Gleichzeitig bildete die Zeit nach Open Doors, Closed Windows den markantesten Einschnitt im Musikstil der Gruppe. Bis dahin pflegte sie einen Stil irgendwo zwischen Joy Division, New Order, The Cure und U2, jedoch durchaus mit unverwechselbarem Sound. 1992 erschien jedoch die E.P. Summer's Last Sound, ab der Disco Inferno als eine der verkanntesten, erfolglosesten, im Nachhinein jedoch eigenständigsten und vielleicht sogar wichtigsten Bands der 90er Jahre werden sollte.

Die Band hatte begonnen, verstärkt elektronische Instrumente zu verwenden. Dabei gingen sie jedoch über den üblichen Rahmen gemischter Gitarren-/Keyboard-Bands weit hinaus. Sie nahmen Geräusche aus ihrer Umgebung auf, etwa Vogelstimmen, laufendes Wasser, Verkehr, Stimmengewirr usw., bearbeiteten die Signale digital und verwendeten sie nicht einfach als Samples über Synthesizer, sondern ließen ihre herkömmlichen Instrumente über die Samples laufen. Sie erreichten so einen bis dahin (und bis heute) unerhörten Sound. Melodien erschienen dabei in vielen Songs nur als rhythmisch unterlegte Fragmente, die von über Samples gespielten Instrumenten begleitet wurden. Ian Crause bemerkte irgendwann sinngemäß, Disco Inferno wären die einzige Band gewesen, die sich voll der (digitalen) Technologie verschrieb und im Grunde trotzdem eine Gitarrenband blieb.

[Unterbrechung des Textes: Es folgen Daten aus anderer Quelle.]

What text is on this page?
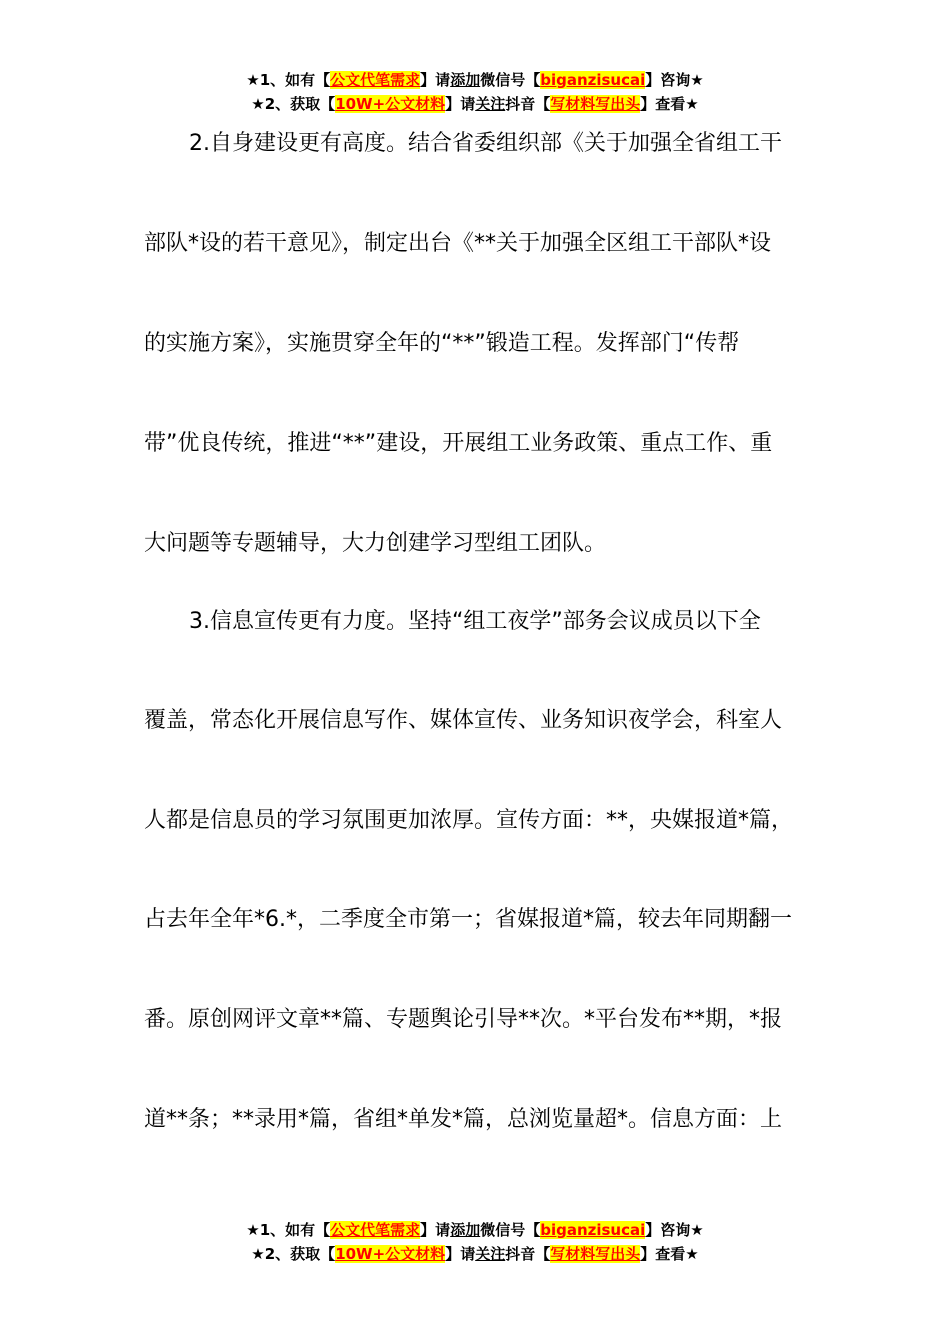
★1、如有【公文代笔需求】请添加微信号【biganzisucai】咨询★
★2、获取【10W+公文材料】请关注抖音【写材料写出头】查看★
2.自身建设更有高度。结合省委组织部《关于加强全省组工干
部队*设的若干意见》，制定出台《**关于加强全区组工干部队*设
的实施方案》，实施贯穿全年的“**”锻造工程。发挥部门“传帮
带”优良传统，推进“**”建设，开展组工业务政策、重点工作、重
大问题等专题辅导，大力创建学习型组工团队。
3.信息宣传更有力度。坚持“组工夜学”部务会议成员以下全
覆盖，常态化开展信息写作、媒体宣传、业务知识夜学会，科室人
人都是信息员的学习氛围更加浓厚。宣传方面：**，央媒报道*篇，
占去年全年*6.*，二季度全市第一；省媒报道*篇，较去年同期翻一
番。原创网评文章**篇、专题舆论引导**次。*平台发布**期，*报
道**条；**录用*篇，省组*单发*篇，总浏览量超*。信息方面：上
★1、如有【公文代笔需求】请添加微信号【biganzisucai】咨询★
★2、获取【10W+公文材料】请关注抖音【写材料写出头】查看★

Die Jahre 1992 bis 1994 sahen eine Reihe experimentell orientierter E.P.s sowie letztlich das zweite Album D.I. Go Pop, wohl eines der Alben der Popgeschichte, die ihrem Namen am wenigsten Ehre machen. Mit der E.P. A Rock to Cling To (1993) wechselte die Band zu Rough Trade Records. Es sind diese Aufnahmen, von Summer's Last Sound (1992) über D.I. Go Pop (1994) bis zu It's a Kids World (1994), die den Ruf Disco Infernos als Samplepioniere und Soundbastler in den frühen 90ern begründeten. Die meisten Stücke sind von meist recht kargen und ungewöhnlichen Soundlandschaften beherrscht, die gleichermaßen Assoziationen von Düsternis, Schönheit, Zerbrechlichkeit, Verzweiflung und Freude hervorrufen. Auf einigen E.P.s gab es jedoch immer wieder Stücke, die zumindest äußerlich an ihre Frühzeit und stark an New Order erinnerten. Diese "Ausbrüche" werden meist als Versuche interpretiert, die Aufmerksamkeit eines breiteren Publikums doch noch zu gewinnen. Während der gesamten Zeit, in der Disco Inferno existierten, war der Widerspruch zwischen Experimentiermut und -freude einerseits und kommerzieller Erfolglosigkeit andererseits geradezu eklatant.

1996 folgte das Album Technicolour. Es schloss sich stilistisch weitgehend an seine Vorgänger an, bot jedoch wenig wirklich neues und aufregendes. Der Versuch, endlich Erfolg zu haben, ist aus den Aufnahmen recht deutlich herauszuhören. Die Stücke sind zugänglicher, weniger fragmentiert, melodischer und offenbar stärker an kommerziell erfolgreichen Bands wie New Order, R.E.M. und den Beach Boys orientiert. Dennoch lässt es in Sachen Experimentierfreude und Fortschrittlichkeit des Soundbildes die meisten Aufnahmen der Zeit weit hinter sich. Erfolg bei den Hörern stellte sich weiterhin kaum ein, während die Kritiken der Musikpresse häufig begeistert waren.

Bald nach der Veröffentlichung von Technicolour lösten sich Disco Inferno auf, vor allem wohl wegen des anhaltenden Misserfolgs. 1999 erschien die The Mixing It Session E.P., die künstlerisch jedoch keinen Höhepunkt mehr darstellt.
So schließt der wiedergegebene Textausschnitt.